BJP’s 'triple-engine govt' will not give justice to farmers: Akhilesh
Yadav’s ‘triple-engine’ jibe was apparently a reference to Union minister Ajay Mishra’s son Ashish Mishra’s car allegedly mowing down 4 protesters in Lakhimpur Kheri last month
Former chief minister Akhilesh Yadav criticised the Bharatiya Janata Party (BJP) on Sunday while addressing a rally in Uttar Pradesh’s Ambedkarnagar. Yadav, who also inducted senior BSP leaders Lalji Verma and Ramachal Rajbhar in the Samajwadi Party, said that the ‘triple-engine’ of the BJP will not allow farmers to get justice.

Yadav’s ‘triple-engine’ jibe was apparently a reference to Union minister Ajay Mishra’s son Ashish Mishra’s car allegedly mowing down 4 protesters in Lakhimpur Kheri last month, with the double engine being the BJP-run governments at the centre and in Uttar Pradesh. He said if the BJP remains in power in the state farmers will not get justice.
“The farmers are our backbone, who give support to the economy, and are our 'annadata', but the BJP government has cheated them and has done injustice to them,” Yadav was quoted as saying by news agency PTI. Yadav also attacked the Centre’s scheme aimed at distribution of LPG cylinders to poor households, the ‘Ujjwala Yojana’.

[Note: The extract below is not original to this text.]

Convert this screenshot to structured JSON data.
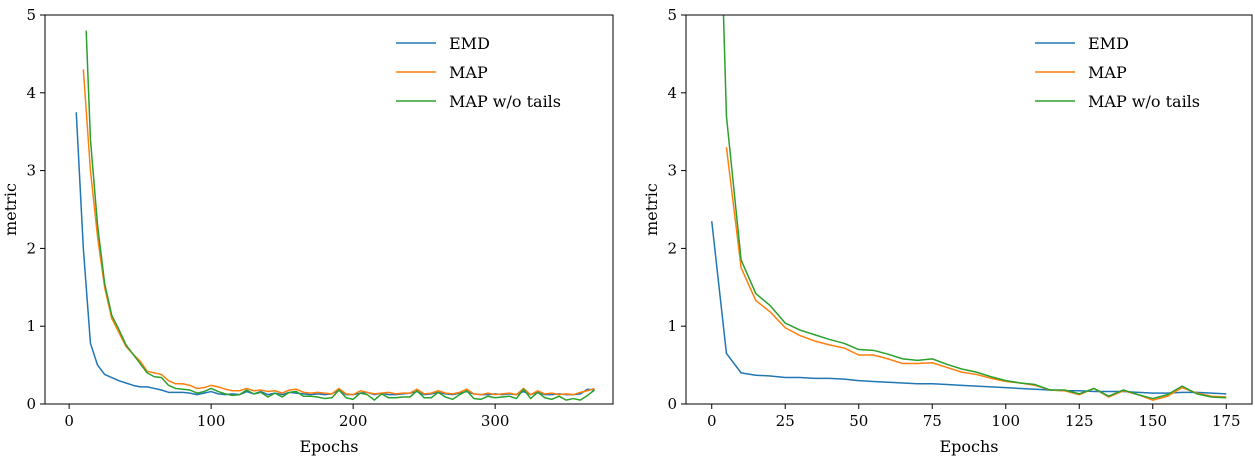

“Due to price rise, the 'Ujjwala Yojana' has become 'bujwalla' (a damp squib)yojana. And our 'Baba Chief Minister' sometimes is afraid of red colour. Our CM in order to reduce the price rise can change the colour of the cylinder or its name,” Yadav was quoted as saying.
He also claimed that the recent slashing of fuel prices by reducing taxes was a byproduct of the BJP’s performance in the bypolls adding that the prices will drop further if BJP loses the Uttar Pradesh assembly polls. The Samajwadi Party leader also claimed that India’s earned a bad reputation due ‘poor handling of the Covid-19 pandemic’.
Yadav sharpened his attack against Yogi Adityanath using the UP government’s promise to distribute laptops to students. He said that ‘the world has moved on since and people are carrying computers in their pockets in the form of phones’. In an apparent reference to the CM, Yadav asked people not to ‘look up to a leader who doesn’t know how to operate a laptop’ while challenging the government to reveal the figures for the number of laptops distributed in the last four and half years the BJP has been in power.